For all of this, the plaintiffs are seeking $66,000 (yes, that’s the correct number), while also seeking an injunction prohibiting the sale of Palworld in Japan. That latter request, missed by me in my last post on this subject, is by far the more important aspect of the lawsuit. The monetary request is a rounding error for such a successful game, but shutting down sales in even just this one country would be far more devastating.
Again, should any of these patents have been granted to begin with? I certainly don’t think so. And for a variety of reasons. I very much question whether any of these gameplay mechanics are novel enough to warrant a patent to start with. Transitioning between riding creatures and not in an open world game? That’s been going on for a long, long time. Hell, I was doing something like this in 1997 when I was hopping on and off chocobos in Final Fantasy 7.
Which brings us to the subject of prior art. The other game mechanic in question here, throwing an object to capture a creature, has arguably been done prior to this 2021 parent patent’s registration as well. I mentioned in a previous post that the Ghostbusters game that came out in 2009 did this essentially the same way, swapping in capture devices and ghosts for pokeballs and pokemon.
But one IP expert in Japan is highlighting another potential example of prior art from a very ironic and unlikely source: a GTA V modder.
Ryo Arashida, representative patent attorney from the Japan-based Patent Attorney Corporation Siarasia is quoted by the Nikkei Business Online Edition as saying that while the outcome of the lawsuit is unclear, there’s a certain game mod out there that could work in Palworld’s favor.

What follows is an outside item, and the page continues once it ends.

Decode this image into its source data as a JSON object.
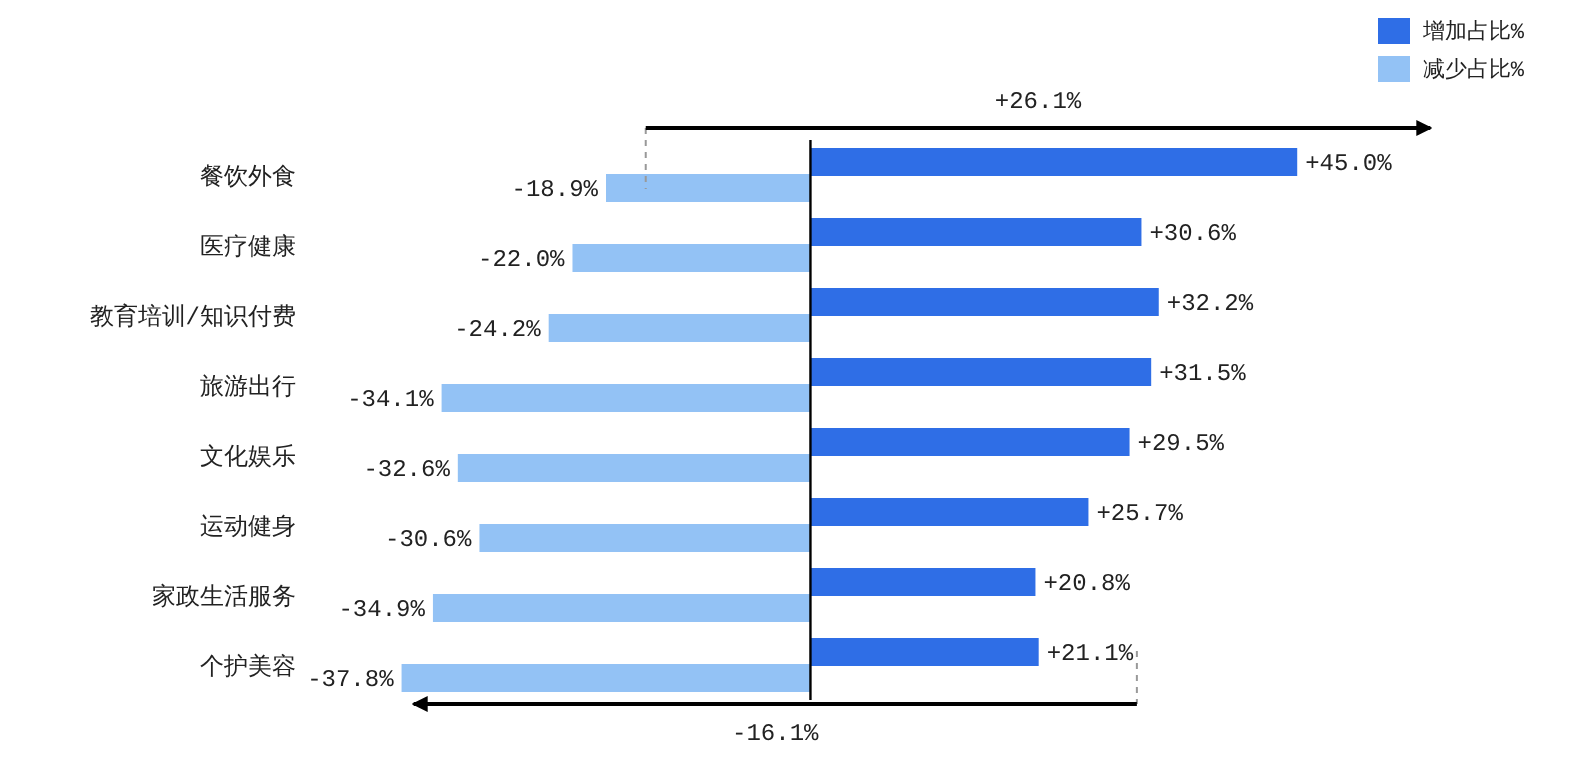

The mod in question is a fan-made one, designed to be a crossover between Pokémon and Rockstar Games’s Grand Theft Auto V (GTA5). Arashida does not specify the exact mod, but mentions that it was released publicly around 2016 and includes the mechanic of throwing Poke Ball-like objects at characters on the game field to capture them. Given the description, it is likely that he is referring to this elaborate mod inspired by Niantic’s Pokémon GO from August 2016.
According to Arashida, the Pokémon capturing sequence used in this mod is similar to the one described in one of the divisional patents (Patent No. 7545191) Nintendo is suing Palworld over. Moreover, the parent patent that this divisional patent belongs to was registered in December 2021, meaning the GTA5 mod came out several years earlier. Arashida believes that “there is a possibility that the GTA5 Pokémon mod will be recognized as a precedent by the court.” If this were to happen, one of the patents Nintendo and The Pokémon Company are using in litigation against Pocketpair would be deemed invalid.
Now, I won’t claim to be an expert in Japanese patent law, but Arashida does make that claim. It would be quite interesting if a mod for a third-party game, which itself was built on the IP of a plaintiff, could also be used to both defend another third-party from a patent infringement claim and invalidate that patent entirely. The irony there would be sweet enough to warrant a trip to the dentist, methinks.
But all of that intersecting may not really matter when it comes to the validity of a patent. Either Nintendo and The Pokémon Co. actually invented the mechanics in their patents… or they didn’t. In the United States, at least, the use of an invention can serve as prior art for the purposes of patent law.
Whether the same is true in Japan will be seen as this trial progresses.